时天也从北京回来了,身边却没了周知雨的身影。家里托关系把他送进一家国企,做着和专业八竿子打不着的工作,他倒乐得自在,实打实诠释了什么叫“干一行爱一行”。空下来的时候,他就回武馆代课。郑西不止一次说,他不做专业教练真是浪费人才,时天总是笑着摇摇头,不接话茬。这天两人收拾完武馆,他忽然开口:“我小师弟是不是回来了?”
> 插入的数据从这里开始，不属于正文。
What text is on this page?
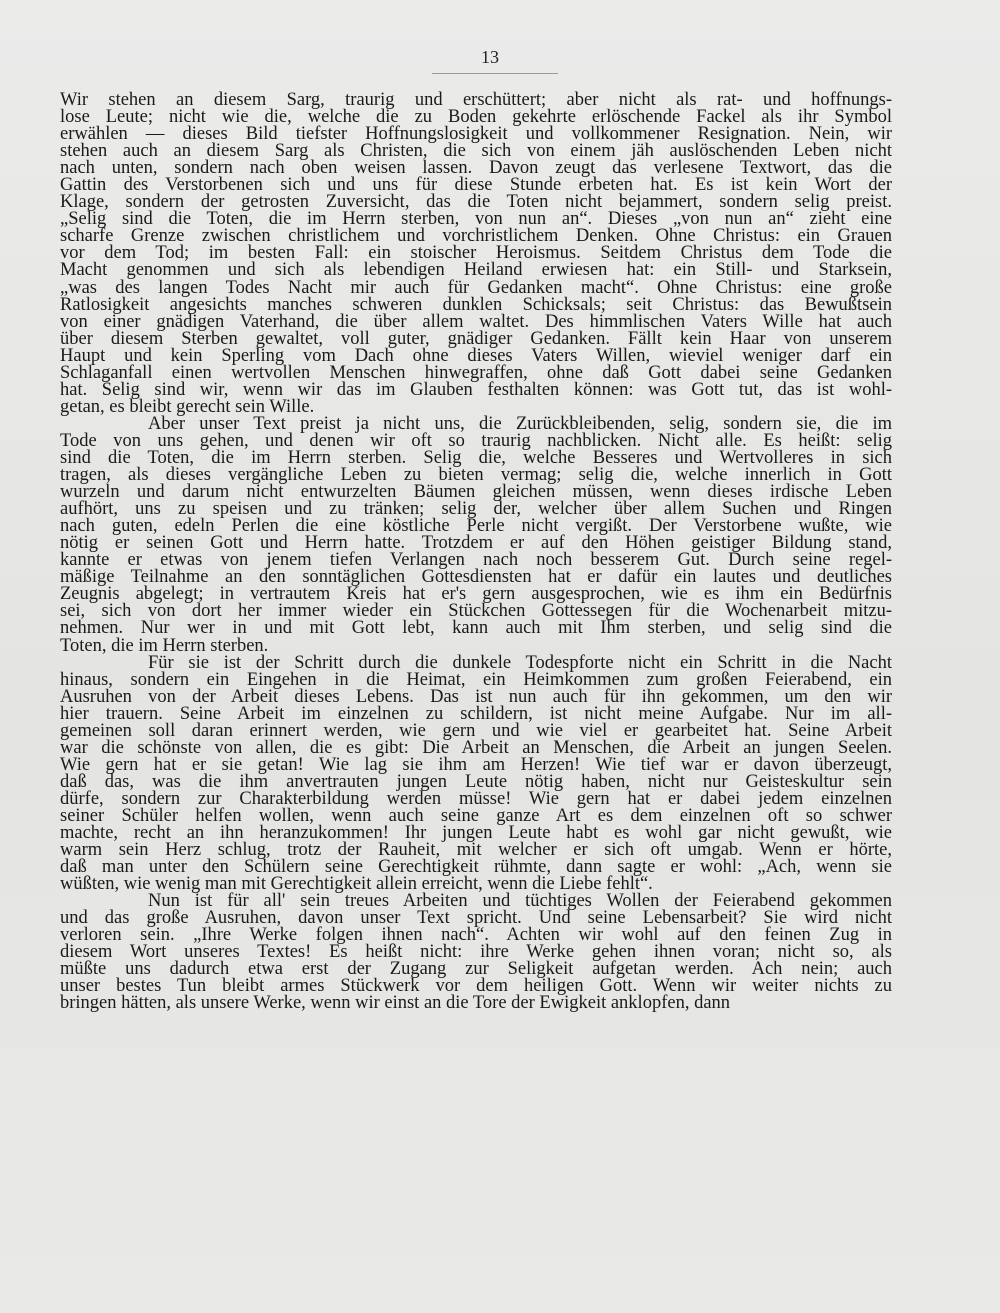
13
Wir stehen an diesem Sarg, traurig und erschüttert; aber nicht als rat- und hoffnungs-
lose Leute; nicht wie die, welche die zu Boden gekehrte erlöschende Fackel als ihr Symbol
erwählen — dieses Bild tiefster Hoffnungslosigkeit und vollkommener Resignation. Nein, wir
stehen auch an diesem Sarg als Christen, die sich von einem jäh auslöschenden Leben nicht
nach unten, sondern nach oben weisen lassen. Davon zeugt das verlesene Textwort, das die
Gattin des Verstorbenen sich und uns für diese Stunde erbeten hat. Es ist kein Wort der
Klage, sondern der getrosten Zuversicht, das die Toten nicht bejammert, sondern selig preist.
„Selig sind die Toten, die im Herrn sterben, von nun an“. Dieses „von nun an“ zieht eine
scharfe Grenze zwischen christlichem und vorchristlichem Denken. Ohne Christus: ein Grauen
vor dem Tod; im besten Fall: ein stoischer Heroismus. Seitdem Christus dem Tode die
Macht genommen und sich als lebendigen Heiland erwiesen hat: ein Still- und Starksein,
„was des langen Todes Nacht mir auch für Gedanken macht“. Ohne Christus: eine große
Ratlosigkeit angesichts manches schweren dunklen Schicksals; seit Christus: das Bewußtsein
von einer gnädigen Vaterhand, die über allem waltet. Des himmlischen Vaters Wille hat auch
über diesem Sterben gewaltet, voll guter, gnädiger Gedanken. Fällt kein Haar von unserem
Haupt und kein Sperling vom Dach ohne dieses Vaters Willen, wieviel weniger darf ein
Schlaganfall einen wertvollen Menschen hinwegraffen, ohne daß Gott dabei seine Gedanken
hat. Selig sind wir, wenn wir das im Glauben festhalten können: was Gott tut, das ist wohl-
getan, es bleibt gerecht sein Wille.
Aber unser Text preist ja nicht uns, die Zurückbleibenden, selig, sondern sie, die im
Tode von uns gehen, und denen wir oft so traurig nachblicken. Nicht alle. Es heißt: selig
sind die Toten, die im Herrn sterben. Selig die, welche Besseres und Wertvolleres in sich
tragen, als dieses vergängliche Leben zu bieten vermag; selig die, welche innerlich in Gott
wurzeln und darum nicht entwurzelten Bäumen gleichen müssen, wenn dieses irdische Leben
aufhört, uns zu speisen und zu tränken; selig der, welcher über allem Suchen und Ringen
nach guten, edeln Perlen die eine köstliche Perle nicht vergißt. Der Verstorbene wußte, wie
nötig er seinen Gott und Herrn hatte. Trotzdem er auf den Höhen geistiger Bildung stand,
kannte er etwas von jenem tiefen Verlangen nach noch besserem Gut. Durch seine regel-
mäßige Teilnahme an den sonntäglichen Gottesdiensten hat er dafür ein lautes und deutliches
Zeugnis abgelegt; in vertrautem Kreis hat er's gern ausgesprochen, wie es ihm ein Bedürfnis
sei, sich von dort her immer wieder ein Stückchen Gottessegen für die Wochenarbeit mitzu-
nehmen. Nur wer in und mit Gott lebt, kann auch mit Ihm sterben, und selig sind die
Toten, die im Herrn sterben.
Für sie ist der Schritt durch die dunkele Todespforte nicht ein Schritt in die Nacht
hinaus, sondern ein Eingehen in die Heimat, ein Heimkommen zum großen Feierabend, ein
Ausruhen von der Arbeit dieses Lebens. Das ist nun auch für ihn gekommen, um den wir
hier trauern. Seine Arbeit im einzelnen zu schildern, ist nicht meine Aufgabe. Nur im all-
gemeinen soll daran erinnert werden, wie gern und wie viel er gearbeitet hat. Seine Arbeit
war die schönste von allen, die es gibt: Die Arbeit an Menschen, die Arbeit an jungen Seelen.
Wie gern hat er sie getan! Wie lag sie ihm am Herzen! Wie tief war er davon überzeugt,
daß das, was die ihm anvertrauten jungen Leute nötig haben, nicht nur Geisteskultur sein
dürfe, sondern zur Charakterbildung werden müsse! Wie gern hat er dabei jedem einzelnen
seiner Schüler helfen wollen, wenn auch seine ganze Art es dem einzelnen oft so schwer
machte, recht an ihn heranzukommen! Ihr jungen Leute habt es wohl gar nicht gewußt, wie
warm sein Herz schlug, trotz der Rauheit, mit welcher er sich oft umgab. Wenn er hörte,
daß man unter den Schülern seine Gerechtigkeit rühmte, dann sagte er wohl: „Ach, wenn sie
wüßten, wie wenig man mit Gerechtigkeit allein erreicht, wenn die Liebe fehlt“.
Nun ist für all' sein treues Arbeiten und tüchtiges Wollen der Feierabend gekommen
und das große Ausruhen, davon unser Text spricht. Und seine Lebensarbeit? Sie wird nicht
verloren sein. „Ihre Werke folgen ihnen nach“. Achten wir wohl auf den feinen Zug in
diesem Wort unseres Textes! Es heißt nicht: ihre Werke gehen ihnen voran; nicht so, als
müßte uns dadurch etwa erst der Zugang zur Seligkeit aufgetan werden. Ach nein; auch
unser bestes Tun bleibt armes Stückwerk vor dem heiligen Gott. Wenn wir weiter nichts zu
bringen hätten, als unsere Werke, wenn wir einst an die Tore der Ewigkeit anklopfen, dann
“嗡”的一声,电流似的窜遍郑西全身,血液瞬间冲上头顶。她怔怔地定在原地,眼神都发直,声音打着颤:“你……你说啥?”
“好像是他爷爷走了,沈教练前几天还去他家吊唁,我替他代了一节课。”时天说得云淡风轻,完全没留意到郑西瞬间惨白的脸色。
“什么时候的事?”郑西的心跳得像擂鼓,快要撞破胸膛,指尖控制不住地发颤。
“就前几天吧。”时天顿了顿,瞥见她失魂落魄的样子,补了句,“看你这样,是真不知道啊。”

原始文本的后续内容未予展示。